La demande de constitution de l'Assemblée en comité secret doit parvenir à la présidence dans un délai de cinq jours francs à compter de la publication du présent dépôt au Journal officiel de demain, soit avant le mardi 12 juillet 2005.

    3

ORDRE DU JOUR DES PROCHAINES SÉANCES

M. le président.

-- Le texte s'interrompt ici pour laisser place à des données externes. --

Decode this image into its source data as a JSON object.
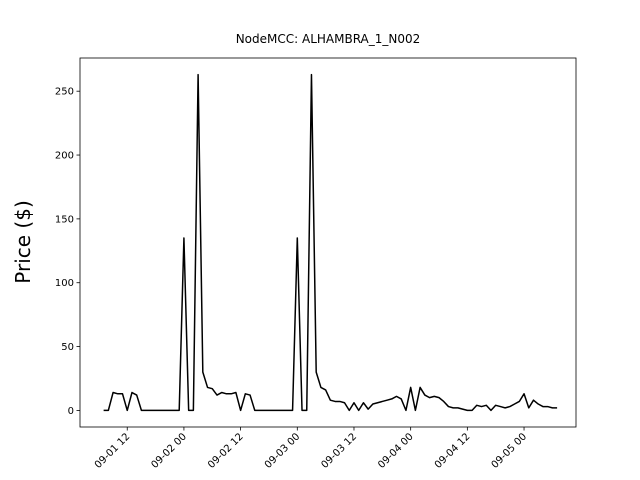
{
  "chart_data": {
    "type": "line",
    "title": "NodeMCC: ALHAMBRA_1_N002",
    "y_label": "Price ($)",
    "x": [
      "09-01 07",
      "09-01 08",
      "09-01 09",
      "09-01 10",
      "09-01 11",
      "09-01 12",
      "09-01 13",
      "09-01 14",
      "09-01 15",
      "09-01 16",
      "09-01 17",
      "09-01 18",
      "09-01 19",
      "09-01 20",
      "09-01 21",
      "09-01 22",
      "09-01 23",
      "09-02 00",
      "09-02 01",
      "09-02 02",
      "09-02 03",
      "09-02 04",
      "09-02 05",
      "09-02 06",
      "09-02 07",
      "09-02 08",
      "09-02 09",
      "09-02 10",
      "09-02 11",
      "09-02 12",
      "09-02 13",
      "09-02 14",
      "09-02 15",
      "09-02 16",
      "09-02 17",
      "09-02 18",
      "09-02 19",
      "09-02 20",
      "09-02 21",
      "09-02 22",
      "09-02 23",
      "09-03 00",
      "09-03 01",
      "09-03 02",
      "09-03 03",
      "09-03 04",
      "09-03 05",
      "09-03 06",
      "09-03 07",
      "09-03 08",
      "09-03 09",
      "09-03 10",
      "09-03 11",
      "09-03 12",
      "09-03 13",
      "09-03 14",
      "09-03 15",
      "09-03 16",
      "09-03 17",
      "09-03 18",
      "09-03 19",
      "09-03 20",
      "09-03 21",
      "09-03 22",
      "09-03 23",
      "09-04 00",
      "09-04 01",
      "09-04 02",
      "09-04 03",
      "09-04 04",
      "09-04 05",
      "09-04 06",
      "09-04 07",
      "09-04 08",
      "09-04 09",
      "09-04 10",
      "09-04 11",
      "09-04 12",
      "09-04 13",
      "09-04 14",
      "09-04 15",
      "09-04 16",
      "09-04 17",
      "09-04 18",
      "09-04 19",
      "09-04 20",
      "09-04 21",
      "09-04 22",
      "09-04 23",
      "09-05 00",
      "09-05 01",
      "09-05 02",
      "09-05 03",
      "09-05 04",
      "09-05 05",
      "09-05 06",
      "09-05 07"
    ],
    "series": [
      {
        "name": "ALHAMBRA_1_N002",
        "color": "#000000",
        "values": [
          0,
          0,
          14,
          13,
          13,
          0,
          14,
          12,
          0,
          0,
          0,
          0,
          0,
          0,
          0,
          0,
          0,
          135,
          0,
          0,
          263,
          30,
          18,
          17,
          12,
          14,
          13,
          13,
          14,
          0,
          13,
          12,
          0,
          0,
          0,
          0,
          0,
          0,
          0,
          0,
          0,
          135,
          0,
          0,
          263,
          30,
          18,
          16,
          8,
          7,
          7,
          6,
          0,
          6,
          0,
          6,
          1,
          5,
          6,
          7,
          8,
          9,
          11,
          9,
          0,
          18,
          0,
          18,
          12,
          10,
          11,
          10,
          7,
          3,
          2,
          2,
          1,
          0,
          0,
          4,
          3,
          4,
          0,
          4,
          3,
          2,
          3,
          5,
          7,
          13,
          2,
          8,
          5,
          3,
          3,
          2,
          2
        ]
      }
    ],
    "xlim": [
      "09-01 02",
      "09-05 11"
    ],
    "xticks": [
      "09-01 12",
      "09-02 00",
      "09-02 12",
      "09-03 00",
      "09-03 12",
      "09-04 00",
      "09-04 12",
      "09-05 00"
    ],
    "ylim": [
      -13,
      276
    ],
    "yticks": [
      0,
      50,
      100,
      150,
      200,
      250
    ],
    "grid": false
  }
}
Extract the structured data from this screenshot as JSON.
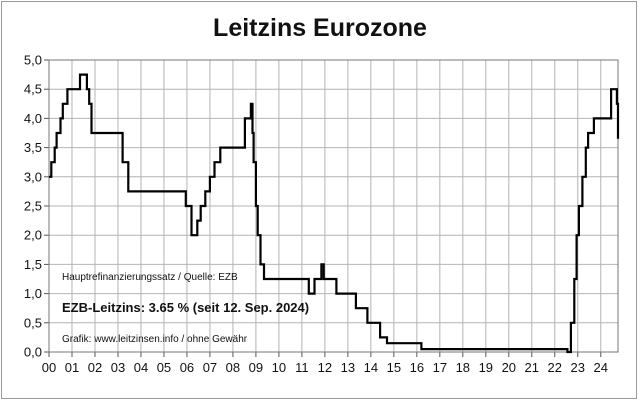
{
  "chart_data": {
    "type": "line",
    "step": true,
    "title": "Leitzins Eurozone",
    "xlabel": "",
    "ylabel": "",
    "xlim": [
      2000,
      2024.75
    ],
    "ylim": [
      0,
      5
    ],
    "ytick_values": [
      0,
      0.5,
      1,
      1.5,
      2,
      2.5,
      3,
      3.5,
      4,
      4.5,
      5
    ],
    "ytick_labels": [
      "0,0",
      "0,5",
      "1,0",
      "1,5",
      "2,0",
      "2,5",
      "3,0",
      "3,5",
      "4,0",
      "4,5",
      "5,0"
    ],
    "xtick_values": [
      2000,
      2001,
      2002,
      2003,
      2004,
      2005,
      2006,
      2007,
      2008,
      2009,
      2010,
      2011,
      2012,
      2013,
      2014,
      2015,
      2016,
      2017,
      2018,
      2019,
      2020,
      2021,
      2022,
      2023,
      2024
    ],
    "xtick_labels": [
      "00",
      "01",
      "02",
      "03",
      "04",
      "05",
      "06",
      "07",
      "08",
      "09",
      "10",
      "11",
      "12",
      "13",
      "14",
      "15",
      "16",
      "17",
      "18",
      "19",
      "20",
      "21",
      "22",
      "23",
      "24"
    ],
    "grid": true,
    "line_color": "#000000",
    "series": [
      {
        "x": [
          2000.0,
          2000.1,
          2000.25,
          2000.33,
          2000.5,
          2000.6,
          2000.8,
          2001.35,
          2001.65,
          2001.75,
          2001.85,
          2003.2,
          2003.45,
          2005.95,
          2006.2,
          2006.45,
          2006.6,
          2006.8,
          2007.0,
          2007.2,
          2007.45,
          2008.52,
          2008.78,
          2008.85,
          2008.9,
          2009.0,
          2009.08,
          2009.2,
          2009.35,
          2011.3,
          2011.55,
          2011.85,
          2011.95,
          2012.5,
          2013.35,
          2013.85,
          2014.4,
          2014.7,
          2016.2,
          2022.55,
          2022.7,
          2022.85,
          2022.95,
          2023.05,
          2023.2,
          2023.35,
          2023.45,
          2023.7,
          2024.45,
          2024.7
        ],
        "y": [
          3.0,
          3.25,
          3.5,
          3.75,
          4.0,
          4.25,
          4.5,
          4.75,
          4.5,
          4.25,
          3.75,
          3.25,
          2.75,
          2.5,
          2.0,
          2.25,
          2.5,
          2.75,
          3.0,
          3.25,
          3.5,
          4.0,
          4.25,
          3.75,
          3.25,
          2.5,
          2.0,
          1.5,
          1.25,
          1.0,
          1.25,
          1.5,
          1.25,
          1.0,
          0.75,
          0.5,
          0.25,
          0.15,
          0.05,
          0.0,
          0.5,
          1.25,
          2.0,
          2.5,
          3.0,
          3.5,
          3.75,
          4.0,
          4.5,
          4.25
        ],
        "x_end": 2024.75,
        "y_end": 3.65
      }
    ]
  },
  "annotations": {
    "source": "Hauptrefinanzierungssatz / Quelle: EZB",
    "current_rate": "EZB-Leitzins: 3.65 % (seit 12. Sep. 2024)",
    "credit": "Grafik: www.leitzinsen.info / ohne Gewähr"
  }
}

Aujourd'hui, à neuf heures quarante-cinq, première séance publique :

Suite de la discussion du projet de loi, adopté par le Sénat, après déclaration d'urgence, n° 2381, en faveur des petites et moyennes entreprises :

Rapport, n° 2429, de MM. Serge Poignant et Luc-Marie Chatel, au nom de la commission des affaires économiques, de l'environnement et du territoire ;

Avis, n° 2422, de Mme Arlette Grosskost, au nom de la commission des lois constitutionnelles, de la législation et de l'administration générale de la République ;

Avis, n° 2431, de M. Hervé Novelli, au nom de la commission des finances, de l'économie générale et du Plan.

À quinze heures, deuxième séance publique :

Suite de l'ordre du jour de la première séance.

À vingt et une heures trente, troisième séance publique :

Suite de l'ordre du jour de la deuxième séance.

La séance est levée.

(La séance est levée, le mercredi 6 juillet 2005, à deux heures.)